Our team has extensively studied a family of anticancer agents called noscapinoids, which are derivatives of the plant-derived alkaloid noscapine. Noscapine subtly modulates microtubule dynamicity, so it is non-toxic. Our lab has rationally designed and characterized the biological activities of several noscapinoids with enhanced anticancer efficacy that maintain safety profiles similar to that of the parent compound.

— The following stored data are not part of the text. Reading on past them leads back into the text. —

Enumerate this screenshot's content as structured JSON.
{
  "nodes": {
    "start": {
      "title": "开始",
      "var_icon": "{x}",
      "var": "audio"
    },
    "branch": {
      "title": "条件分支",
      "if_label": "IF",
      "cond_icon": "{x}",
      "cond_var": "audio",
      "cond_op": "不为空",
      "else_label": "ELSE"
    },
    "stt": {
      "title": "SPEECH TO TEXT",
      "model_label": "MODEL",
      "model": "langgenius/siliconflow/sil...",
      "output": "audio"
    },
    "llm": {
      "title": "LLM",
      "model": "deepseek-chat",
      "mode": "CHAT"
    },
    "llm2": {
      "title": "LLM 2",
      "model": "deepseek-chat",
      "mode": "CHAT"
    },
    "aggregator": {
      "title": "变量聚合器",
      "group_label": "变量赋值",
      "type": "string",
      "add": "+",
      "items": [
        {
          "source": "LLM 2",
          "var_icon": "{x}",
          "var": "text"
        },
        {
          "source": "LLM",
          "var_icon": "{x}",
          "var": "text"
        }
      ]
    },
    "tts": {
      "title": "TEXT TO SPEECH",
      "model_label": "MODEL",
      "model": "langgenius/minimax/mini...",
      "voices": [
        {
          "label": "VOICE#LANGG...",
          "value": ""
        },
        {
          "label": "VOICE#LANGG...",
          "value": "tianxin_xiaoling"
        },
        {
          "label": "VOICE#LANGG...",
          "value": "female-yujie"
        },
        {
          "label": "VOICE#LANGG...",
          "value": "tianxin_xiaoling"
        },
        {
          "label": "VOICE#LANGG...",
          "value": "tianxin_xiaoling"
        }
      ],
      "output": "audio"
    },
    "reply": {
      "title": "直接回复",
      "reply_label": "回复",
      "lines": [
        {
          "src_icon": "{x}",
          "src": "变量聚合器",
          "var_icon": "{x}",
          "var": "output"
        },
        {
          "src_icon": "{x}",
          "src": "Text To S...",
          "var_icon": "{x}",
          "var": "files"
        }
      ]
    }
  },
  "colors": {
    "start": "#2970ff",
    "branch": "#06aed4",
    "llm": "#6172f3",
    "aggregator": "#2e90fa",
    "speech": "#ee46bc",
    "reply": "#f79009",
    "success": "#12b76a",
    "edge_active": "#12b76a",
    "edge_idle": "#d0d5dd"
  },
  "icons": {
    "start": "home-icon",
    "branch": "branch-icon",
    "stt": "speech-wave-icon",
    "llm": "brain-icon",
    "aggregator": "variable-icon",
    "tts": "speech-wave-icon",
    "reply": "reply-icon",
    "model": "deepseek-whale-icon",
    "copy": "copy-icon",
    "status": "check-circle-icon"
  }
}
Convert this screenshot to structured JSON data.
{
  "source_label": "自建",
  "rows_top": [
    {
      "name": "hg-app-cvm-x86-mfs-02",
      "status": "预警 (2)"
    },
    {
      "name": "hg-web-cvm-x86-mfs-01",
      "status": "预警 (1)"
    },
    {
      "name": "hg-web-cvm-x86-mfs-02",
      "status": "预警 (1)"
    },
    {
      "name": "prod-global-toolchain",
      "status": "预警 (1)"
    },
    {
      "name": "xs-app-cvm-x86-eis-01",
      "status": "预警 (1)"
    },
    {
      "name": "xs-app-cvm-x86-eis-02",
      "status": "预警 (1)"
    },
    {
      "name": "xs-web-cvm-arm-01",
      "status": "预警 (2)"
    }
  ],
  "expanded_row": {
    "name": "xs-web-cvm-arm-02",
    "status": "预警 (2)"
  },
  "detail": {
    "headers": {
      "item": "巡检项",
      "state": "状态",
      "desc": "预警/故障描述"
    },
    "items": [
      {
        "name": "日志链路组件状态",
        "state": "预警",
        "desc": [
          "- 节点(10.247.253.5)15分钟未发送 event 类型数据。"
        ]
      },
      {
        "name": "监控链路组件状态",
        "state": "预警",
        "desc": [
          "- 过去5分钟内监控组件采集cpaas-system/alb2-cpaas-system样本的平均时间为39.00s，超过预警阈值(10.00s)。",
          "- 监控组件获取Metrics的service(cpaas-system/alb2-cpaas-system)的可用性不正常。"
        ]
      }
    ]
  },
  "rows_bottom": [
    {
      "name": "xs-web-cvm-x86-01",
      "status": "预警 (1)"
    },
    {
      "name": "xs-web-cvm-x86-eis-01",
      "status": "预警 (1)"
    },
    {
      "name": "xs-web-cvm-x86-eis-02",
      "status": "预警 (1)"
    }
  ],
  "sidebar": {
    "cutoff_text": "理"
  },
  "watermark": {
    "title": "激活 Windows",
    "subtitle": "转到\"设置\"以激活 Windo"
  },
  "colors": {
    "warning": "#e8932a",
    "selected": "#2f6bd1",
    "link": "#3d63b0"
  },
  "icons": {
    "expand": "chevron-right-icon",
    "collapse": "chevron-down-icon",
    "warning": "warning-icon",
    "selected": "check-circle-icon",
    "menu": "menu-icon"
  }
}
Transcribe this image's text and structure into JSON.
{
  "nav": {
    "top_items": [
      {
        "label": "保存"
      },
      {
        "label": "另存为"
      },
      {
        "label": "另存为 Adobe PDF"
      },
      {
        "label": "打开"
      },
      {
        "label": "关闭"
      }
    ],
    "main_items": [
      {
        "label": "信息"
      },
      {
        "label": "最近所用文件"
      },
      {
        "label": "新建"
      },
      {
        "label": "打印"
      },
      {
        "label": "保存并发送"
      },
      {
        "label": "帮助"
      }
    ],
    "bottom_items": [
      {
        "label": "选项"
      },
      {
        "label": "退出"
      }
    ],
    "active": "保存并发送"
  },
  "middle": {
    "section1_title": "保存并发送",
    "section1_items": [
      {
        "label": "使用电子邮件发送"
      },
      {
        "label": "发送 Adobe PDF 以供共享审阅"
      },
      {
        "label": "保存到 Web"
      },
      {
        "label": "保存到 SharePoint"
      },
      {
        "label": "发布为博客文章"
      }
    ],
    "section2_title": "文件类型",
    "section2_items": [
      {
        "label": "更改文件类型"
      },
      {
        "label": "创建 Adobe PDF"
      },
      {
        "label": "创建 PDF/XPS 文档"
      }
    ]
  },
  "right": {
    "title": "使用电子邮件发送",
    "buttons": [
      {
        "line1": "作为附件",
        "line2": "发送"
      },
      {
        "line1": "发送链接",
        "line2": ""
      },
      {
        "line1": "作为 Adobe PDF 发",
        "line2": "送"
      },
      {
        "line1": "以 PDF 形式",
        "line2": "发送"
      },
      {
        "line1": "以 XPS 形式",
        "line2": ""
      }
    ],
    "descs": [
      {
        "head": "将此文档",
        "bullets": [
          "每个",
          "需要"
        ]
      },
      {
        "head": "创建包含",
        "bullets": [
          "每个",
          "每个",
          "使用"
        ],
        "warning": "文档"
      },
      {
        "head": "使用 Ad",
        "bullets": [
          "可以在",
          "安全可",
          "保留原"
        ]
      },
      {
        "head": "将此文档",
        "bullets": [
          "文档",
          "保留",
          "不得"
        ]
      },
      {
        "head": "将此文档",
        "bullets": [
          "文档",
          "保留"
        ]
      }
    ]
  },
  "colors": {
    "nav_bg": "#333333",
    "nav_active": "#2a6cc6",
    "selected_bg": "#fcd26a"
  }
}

We have also studied anticancer agents called centrosome declustering drugs, of which several noscapinoids are members. In contrast with normal tissues, cancer cells often harbor excess centrosomes, which impart aggressive phenotypes like chromosomal instability and augmented migratory capacity and invasiveness. Centrosome declustering drugs disperse these centrosomes and cause cell death during mitosis. Normal cells do not have supernumerary centrosomes and are unaffected by these drugs, making this a highly selective chemotherapeutic strategy.